Editorial cartoons, he explained, have a short life span, but cartoons on the human condition — there’s no real time limit on those. They’re keepers.
His sense of humor comes as dry as the dust, he said.
He doesn’t know where it comes from, he said, adding that his dad had a dry sense of humor, though.
His 90-year-old mom has a sense of humor, he explained, though she just wants to laugh. “So she’ll find humor in almost anything.”
Most people, he added, wouldn’t have said his father was a very funny guy because his humor was so dry. And sometimes when he made a joke it would go right past whomever he told it to.

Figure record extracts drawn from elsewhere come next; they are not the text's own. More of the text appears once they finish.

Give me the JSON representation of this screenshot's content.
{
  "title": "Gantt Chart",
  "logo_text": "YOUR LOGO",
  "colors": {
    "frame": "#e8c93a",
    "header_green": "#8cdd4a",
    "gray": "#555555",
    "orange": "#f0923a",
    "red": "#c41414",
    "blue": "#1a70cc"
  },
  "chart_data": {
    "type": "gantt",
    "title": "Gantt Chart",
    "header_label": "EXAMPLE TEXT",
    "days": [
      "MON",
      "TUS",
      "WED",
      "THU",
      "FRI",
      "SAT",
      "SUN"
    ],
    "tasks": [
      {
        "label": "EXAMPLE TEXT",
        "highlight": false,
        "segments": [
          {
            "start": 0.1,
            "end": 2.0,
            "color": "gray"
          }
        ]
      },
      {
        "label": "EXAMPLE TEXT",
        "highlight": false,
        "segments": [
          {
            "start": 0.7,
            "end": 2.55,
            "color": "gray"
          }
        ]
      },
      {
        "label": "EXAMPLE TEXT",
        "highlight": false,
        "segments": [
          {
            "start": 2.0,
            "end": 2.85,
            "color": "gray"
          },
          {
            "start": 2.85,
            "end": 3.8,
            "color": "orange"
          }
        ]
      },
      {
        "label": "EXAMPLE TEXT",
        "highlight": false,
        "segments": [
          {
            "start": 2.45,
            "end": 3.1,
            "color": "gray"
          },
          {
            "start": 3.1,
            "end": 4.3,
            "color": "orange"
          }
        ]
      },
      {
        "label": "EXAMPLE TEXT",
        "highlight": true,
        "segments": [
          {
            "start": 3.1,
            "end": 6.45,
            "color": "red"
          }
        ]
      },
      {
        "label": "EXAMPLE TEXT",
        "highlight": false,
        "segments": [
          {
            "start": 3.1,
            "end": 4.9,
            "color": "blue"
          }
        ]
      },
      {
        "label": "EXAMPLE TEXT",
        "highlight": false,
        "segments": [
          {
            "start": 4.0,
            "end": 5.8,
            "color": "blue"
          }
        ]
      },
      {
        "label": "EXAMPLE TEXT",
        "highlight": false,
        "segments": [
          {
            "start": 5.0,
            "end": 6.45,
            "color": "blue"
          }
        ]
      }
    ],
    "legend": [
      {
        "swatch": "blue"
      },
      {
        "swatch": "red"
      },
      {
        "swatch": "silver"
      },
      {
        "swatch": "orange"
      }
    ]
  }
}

“I’d know he was joking, he’d know he was joking,” Chambers said.
“Humor’s a funny deal,” he said. “A very personal, idiosyncratic sort of thing.”
“If something makes me chuckle, then I think there’s a cartoon there,” he said. “There isn’t always. But usually if I chuckle I think there’s a cartoon in that.”
Politics is another story, however.
“I don’t really think politics is very funny — every now and then there’s something that comes up that’s pretty obviously funny, but most of the time what you see people doing is sort of contrived by itself. It’s the same joke over and over,” he said.
Though as with anything else, cartoons can have the power to offend.
“You can’t not offend,” Chambers said. “It’s not possible to not offend because almost anything you do, in almost any field, someone will find offensive. So the whole idea that you can have free speech as long as it’s not offensive is self-negating to me. You have to admit, if you’re going to have free speech, that people will be offended.
“I’m not a great fan of the idea of censorship. Even things that offend me I don’t suggest should not be printed,” he said.
Chambers has published three books of his work and are available online at SHChambers.com.